Para los que no tienen la tarjeta porque no la retiraron de los bancos o no las utilizaron porque siempre hicieron las compras en efectivo se va a facilitar la entrega de los plásticos o los pagos a través del Correo, las billeteras electrónicas (carga el monto del beneficio en el celular) y las Fintech, como Mercado Pago y otras, adelantaron desde la ANSeS.
Se calcula en más de un millón los que no tienen la tarjeta o no las utilizaron y pueden estar vencidas. A eso se agrega ahora los que reciban el subsidio de $ 10.000 y no tienen cuenta bancaria.

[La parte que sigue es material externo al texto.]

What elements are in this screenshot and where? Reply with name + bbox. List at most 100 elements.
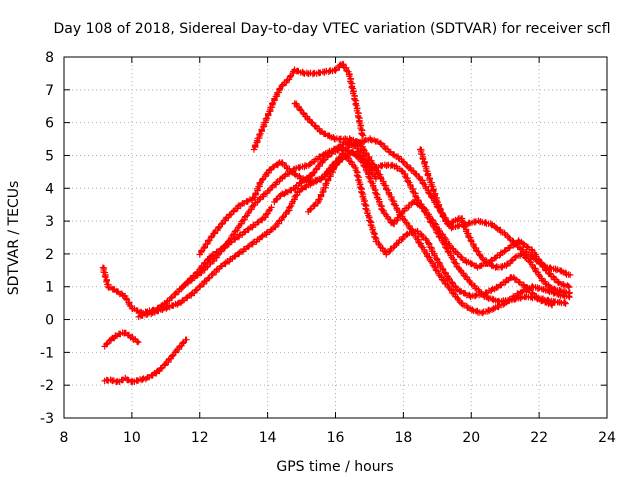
data-point bbox=[514, 255, 517, 259]
data-point bbox=[130, 336, 134, 339]
data-point bbox=[381, 164, 385, 167]
data-point bbox=[510, 275, 514, 279]
data-point bbox=[137, 341, 140, 344]
data-marks bbox=[99, 60, 574, 385]
series-arc-7 bbox=[271, 145, 569, 307]
data-point bbox=[459, 216, 463, 220]
data-point bbox=[235, 236, 239, 239]
data-point bbox=[568, 274, 571, 277]
data-point bbox=[429, 193, 432, 197]
data-point bbox=[164, 362, 168, 366]
y-tick-label: 1 bbox=[45, 280, 54, 296]
data-point bbox=[408, 226, 412, 229]
x-tick-label: 8 bbox=[60, 430, 69, 446]
data-point bbox=[497, 300, 500, 303]
x-axis-label: GPS time / hours bbox=[276, 459, 393, 475]
data-point bbox=[470, 308, 473, 311]
data-point bbox=[174, 292, 178, 295]
data-point bbox=[531, 285, 534, 288]
data-point bbox=[157, 369, 161, 372]
data-point bbox=[293, 167, 296, 170]
x-tick-label: 22 bbox=[530, 430, 548, 446]
data-point bbox=[490, 308, 493, 311]
data-point bbox=[388, 150, 391, 154]
x-tick-label: 16 bbox=[327, 430, 345, 446]
data-point bbox=[266, 114, 269, 118]
data-point bbox=[123, 295, 127, 298]
y-tick-label: 7 bbox=[45, 83, 54, 99]
data-point bbox=[419, 177, 422, 180]
data-point bbox=[439, 275, 442, 279]
data-point bbox=[456, 288, 459, 292]
data-point bbox=[493, 265, 497, 269]
x-tick-label: 20 bbox=[462, 430, 480, 446]
data-point bbox=[425, 170, 429, 174]
data-point bbox=[490, 223, 493, 226]
data-point bbox=[212, 233, 215, 236]
data-point bbox=[524, 295, 527, 298]
x-tick-label: 10 bbox=[123, 430, 141, 446]
data-point bbox=[375, 239, 378, 242]
data-point bbox=[307, 210, 310, 213]
data-point bbox=[429, 219, 432, 223]
data-point bbox=[415, 229, 419, 233]
data-point bbox=[554, 288, 558, 292]
data-point bbox=[337, 157, 341, 160]
data-point bbox=[198, 252, 201, 256]
data-point bbox=[252, 196, 256, 200]
data-point bbox=[300, 180, 303, 183]
data-point bbox=[476, 219, 480, 223]
data-point bbox=[164, 301, 168, 305]
data-point bbox=[487, 262, 490, 265]
data-point bbox=[378, 141, 381, 144]
data-point bbox=[252, 203, 256, 206]
data-point bbox=[470, 282, 473, 285]
data-point bbox=[361, 157, 364, 160]
data-point bbox=[144, 377, 147, 380]
data-point bbox=[273, 200, 276, 203]
data-point bbox=[391, 223, 395, 226]
data-point bbox=[280, 177, 283, 180]
data-point bbox=[395, 242, 398, 246]
data-point bbox=[429, 259, 432, 262]
data-point bbox=[290, 170, 293, 174]
data-point bbox=[293, 187, 296, 190]
data-point bbox=[402, 170, 405, 174]
data-point bbox=[381, 210, 385, 213]
data-point bbox=[480, 255, 483, 259]
x-tick-label: 18 bbox=[394, 430, 412, 446]
data-point bbox=[296, 190, 300, 193]
data-point bbox=[537, 297, 541, 300]
series-arc-6 bbox=[291, 100, 573, 317]
data-point bbox=[293, 68, 296, 72]
data-point bbox=[347, 144, 351, 147]
data-point bbox=[453, 219, 456, 223]
data-point bbox=[544, 288, 548, 292]
series-arc-9 bbox=[417, 146, 573, 297]
data-point bbox=[466, 233, 470, 236]
data-point bbox=[398, 213, 402, 216]
x-tick-label: 24 bbox=[598, 430, 616, 446]
data-point bbox=[500, 265, 503, 269]
plot-frame bbox=[63, 56, 608, 419]
data-point bbox=[212, 259, 215, 262]
data-point bbox=[334, 137, 337, 141]
y-axis-label: SDTVAR / TECUs bbox=[6, 181, 22, 296]
series-arc-11 bbox=[101, 336, 190, 385]
series-arc-10 bbox=[101, 329, 142, 350]
data-point bbox=[113, 288, 117, 292]
data-point bbox=[205, 278, 208, 282]
data-point bbox=[263, 216, 266, 220]
data-point bbox=[439, 210, 442, 213]
data-point bbox=[449, 246, 453, 249]
data-point bbox=[101, 265, 105, 269]
data-point bbox=[375, 177, 378, 180]
data-point bbox=[561, 290, 565, 293]
y-tick-label: -1 bbox=[40, 345, 54, 361]
data-point bbox=[507, 262, 510, 265]
data-point bbox=[351, 150, 354, 154]
data-point bbox=[164, 306, 168, 310]
data-point bbox=[123, 331, 127, 334]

Algunos bancos ya están ofreciendo líneas telefónicas para que los jubilados que no tienen tarjeta se comuniquen y puedan resolver el retiro de fondos.
Entre jubilados, pensionados y otros que reciben beneficios sociales, como la Asignación Universal por Hijo, hay unas 10 millones de personas. Se estima que más del 10% de este universo no tiene tarjeta de débito o, si la tiene, hace meses que no la usa, por lo que no se sabe si la perdió o nunca completó el trámite para activarla.
Para ayudar a los jubilados durante la cuarentena, el Gobierno dispuso un bono de $ 3.000 a cobrar en abril y, además, resolvió suspender el trámite de actualización de fe de vida durante marzo y abril. Esta última medida abarca a los 6 millones de jubilados y pensionados, incluidos los que perciben la PUAM (Prestación Universal para el Adulto Mayor) y 1,5 millón de beneficiarios de pensiones no contributivas.